About a dozen gay and lesbian couples who arrived in Saint John on a cruise ship on Tuesday tied the knot in the port city, taking advantage of Canada's legal recognition of gay marriage.
The Norwegian Dawn, a cruise ship being rented by entertainer Rosie O'Donnell's tour company R Family Vacations, arrived in port Tuesday with about 2,200 passengers.
The couples, most from U.S. jurisdictions where same-sex marriage isn't sanctioned by law, were scheduled to be married in the city during their Canadian stop.
"We're going to get married and take advantage of some very fabulous, liberal, open-minded Canadian laws," said Jill Wilcox, who was travelling from Texas with her partner.
"We are really excited about that," said Betty MacMillan, manager for the Saint John Port Authority. "I think it means we are growing in destination awareness and people really do want to come here."
The tour company caters to gay and lesbian travelers and their families. O'Donnell, her wife Kelly Carpenter-O'Donnell and their children were among the families travelling on the ship.

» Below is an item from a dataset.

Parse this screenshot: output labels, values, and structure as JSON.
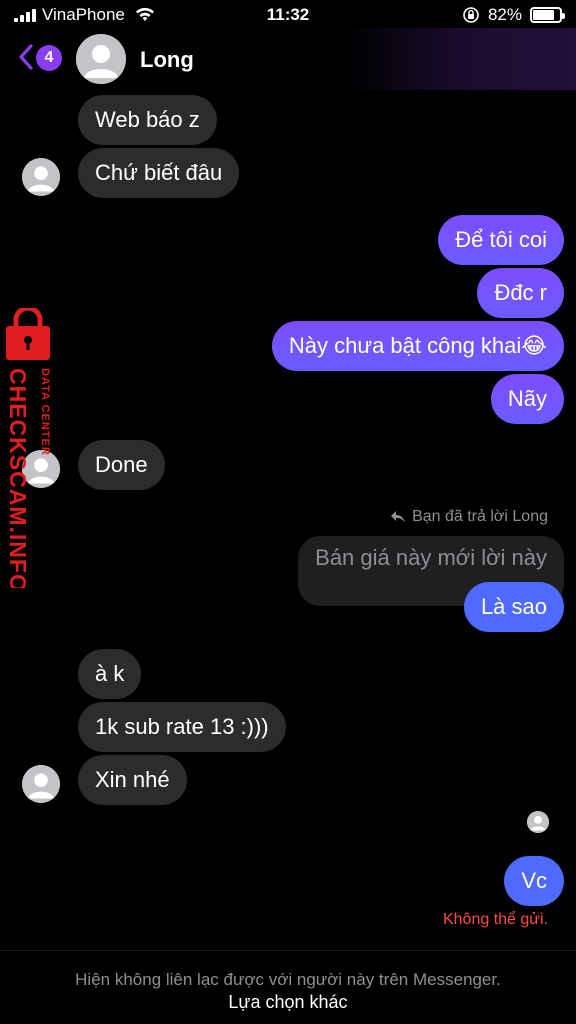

It is the first time that the R Family Vacations has docked in Saint John.
The couples scheduled to be married in the city were met by a chartered city bus, said Natalie Godbout, a Saint John lawyer and deputy clerk of the court.
They were transported to a Service New Brunswick centre to be granted marriage licences before their ceremonies, Godbout said.

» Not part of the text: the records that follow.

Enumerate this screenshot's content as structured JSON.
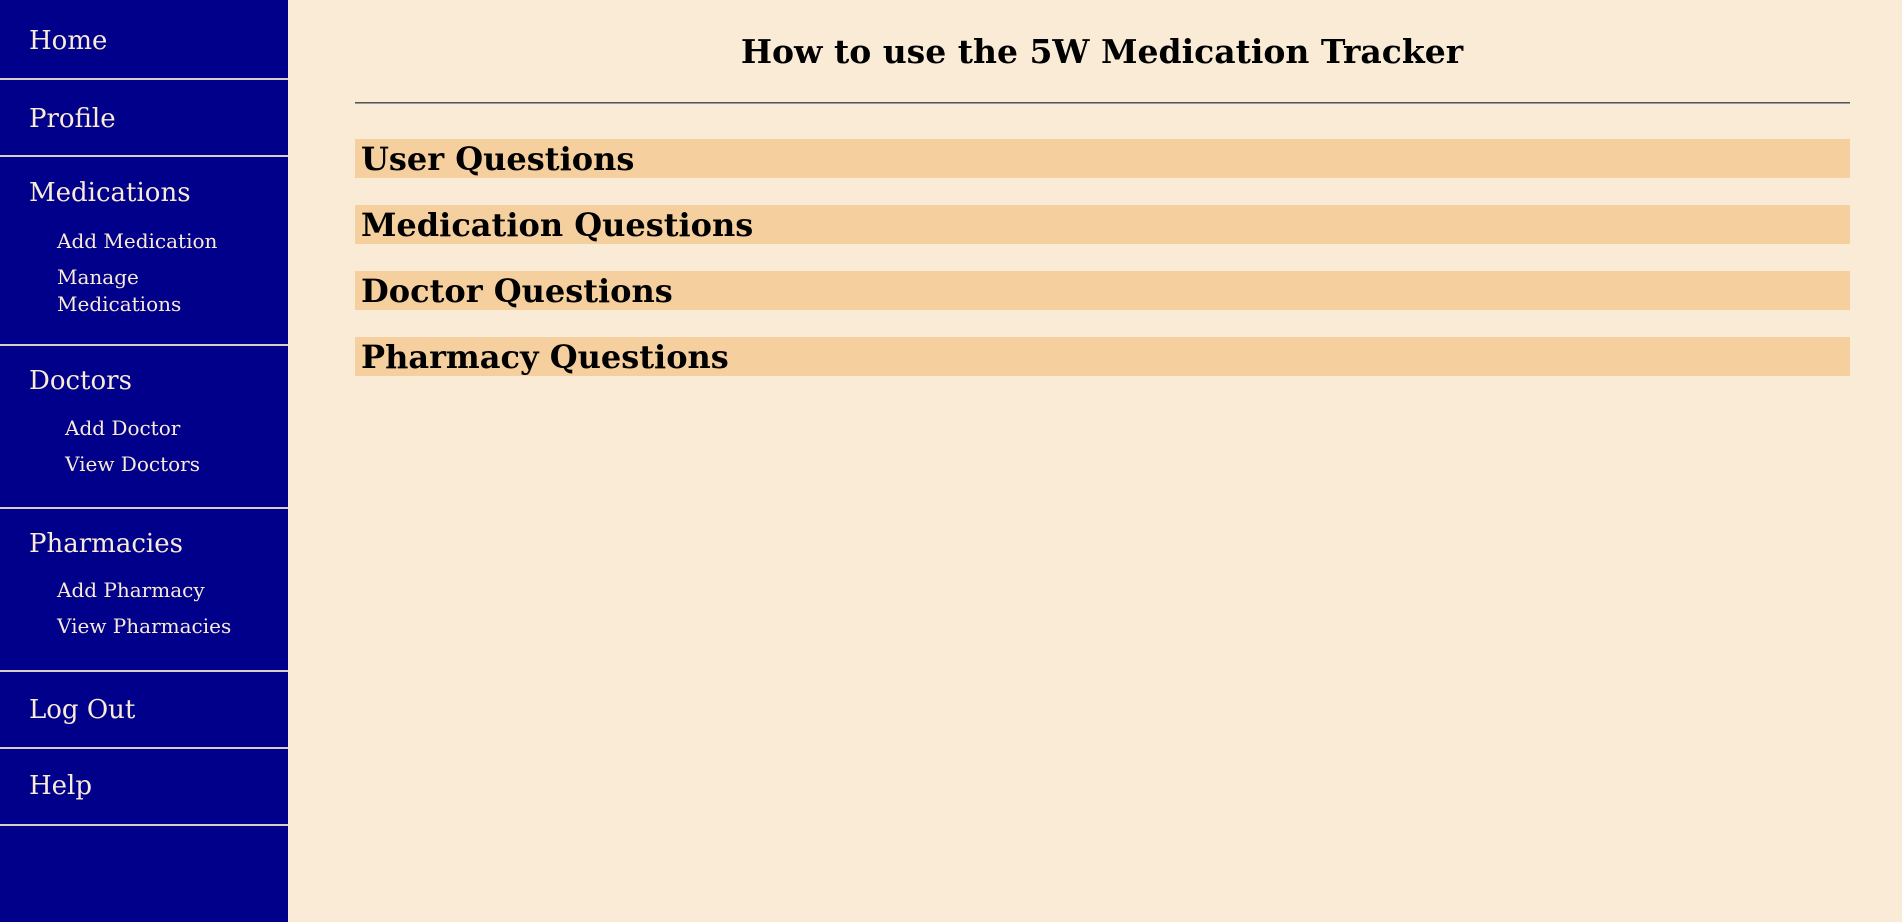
{
  "sidebar": {
    "home": "Home",
    "profile": "Profile",
    "medications": {
      "label": "Medications",
      "items": [
        "Add Medication",
        "Manage Medications"
      ]
    },
    "doctors": {
      "label": "Doctors",
      "items": [
        "Add Doctor",
        "View Doctors"
      ]
    },
    "pharmacies": {
      "label": "Pharmacies",
      "items": [
        "Add Pharmacy",
        "View Pharmacies"
      ]
    },
    "logout": "Log Out",
    "help": "Help"
  },
  "main": {
    "title": "How to use the 5W Medication Tracker",
    "sections": [
      "User Questions",
      "Medication Questions",
      "Doctor Questions",
      "Pharmacy Questions"
    ]
  },
  "colors": {
    "sidebar_bg": "#00008b",
    "page_bg": "#faebd7",
    "section_header_bg": "#f5cf9e"
  }
}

The city also produced commemorative plaques to provide to each of the newly marriage couples, she said.
It's not uncommon for same-sex couples on cruise ships that call at the port city to get married, Godbout said.
Godbout was scheduled to perform marriage ceremonies for two of the couples off the R Family Vacations boat on Tuesday and has wed about 12 others over the past three years.

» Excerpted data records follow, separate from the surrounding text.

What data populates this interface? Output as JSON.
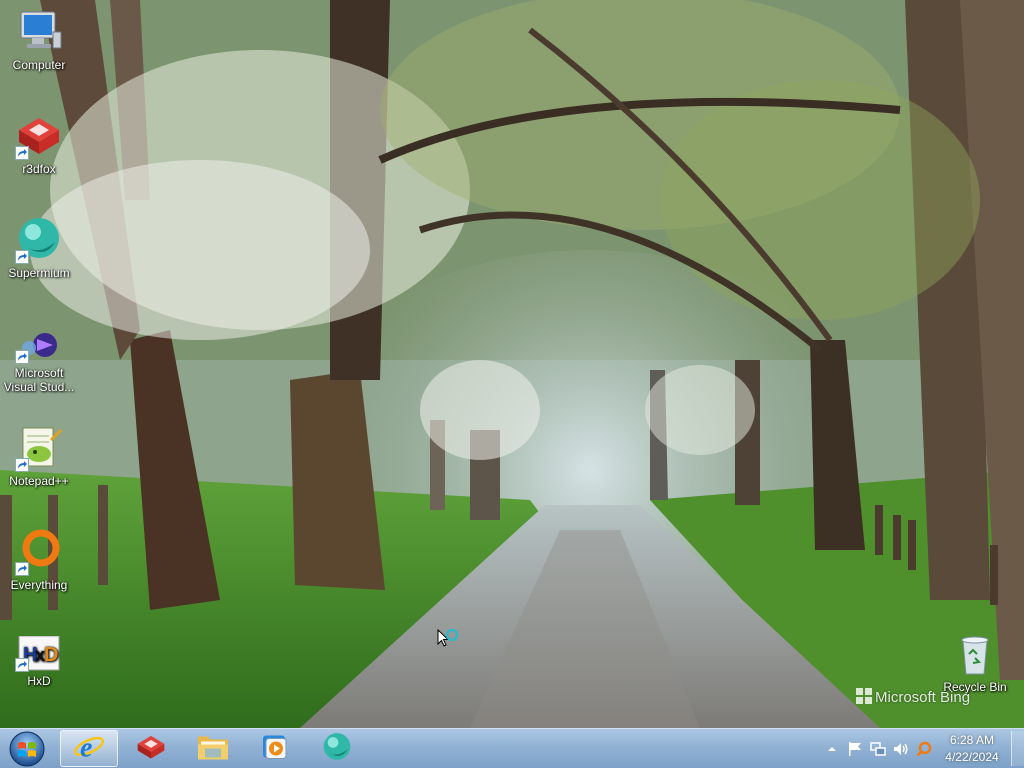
{
  "desktop": {
    "icons": [
      {
        "label": "Computer",
        "icon": "computer-icon"
      },
      {
        "label": "r3dfox",
        "icon": "r3dfox-icon"
      },
      {
        "label": "Supermium",
        "icon": "supermium-icon"
      },
      {
        "label": "Microsoft Visual Stud...",
        "icon": "visual-studio-icon"
      },
      {
        "label": "Notepad++",
        "icon": "notepadpp-icon"
      },
      {
        "label": "Everything",
        "icon": "everything-icon"
      },
      {
        "label": "HxD",
        "icon": "hxd-icon"
      },
      {
        "label": "Recycle Bin",
        "icon": "recycle-bin-icon"
      }
    ],
    "watermark": "Microsoft Bing"
  },
  "taskbar": {
    "pinned": [
      {
        "name": "Internet Explorer",
        "icon": "ie-icon",
        "active": true
      },
      {
        "name": "r3dfox",
        "icon": "r3dfox-icon",
        "active": false
      },
      {
        "name": "Windows Explorer",
        "icon": "folder-icon",
        "active": false
      },
      {
        "name": "Windows Media Player",
        "icon": "media-player-icon",
        "active": false
      },
      {
        "name": "Supermium",
        "icon": "supermium-icon",
        "active": false
      }
    ],
    "tray": {
      "icons": [
        "show-hidden-icons-arrow",
        "action-center-flag-icon",
        "network-icon",
        "volume-icon",
        "search-icon"
      ],
      "time": "6:28 AM",
      "date": "4/22/2024"
    }
  },
  "colors": {
    "taskbar": "#8caed2",
    "accent_ie": "#1f7ad6",
    "r3dfox_red": "#d6322c",
    "supermium_teal": "#2fb8a8",
    "everything_orange": "#f07a12"
  }
}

"When we get back to Texas, our lives won't have changed. I mean, for all practical purposes we've been married for eight years, but now it's going to be legal," said cruise ship passenger Wilcox, who wed her partner Karen Langsley while in Saint John.
The luxury cruise vacations help build tolerance in the cities it visits, said Jennifer Chrisler, spokeswoman for U.S. Family Equality Council.
"At the end of the day it will help people realize that our families are just like all other families," Chrisler said.
Gay marriage has been legal in New Brunswick since 2005, when the Court of Queen's Bench ruled the province's failure to issue marriage licences to same-sex couples violated their Charter rights.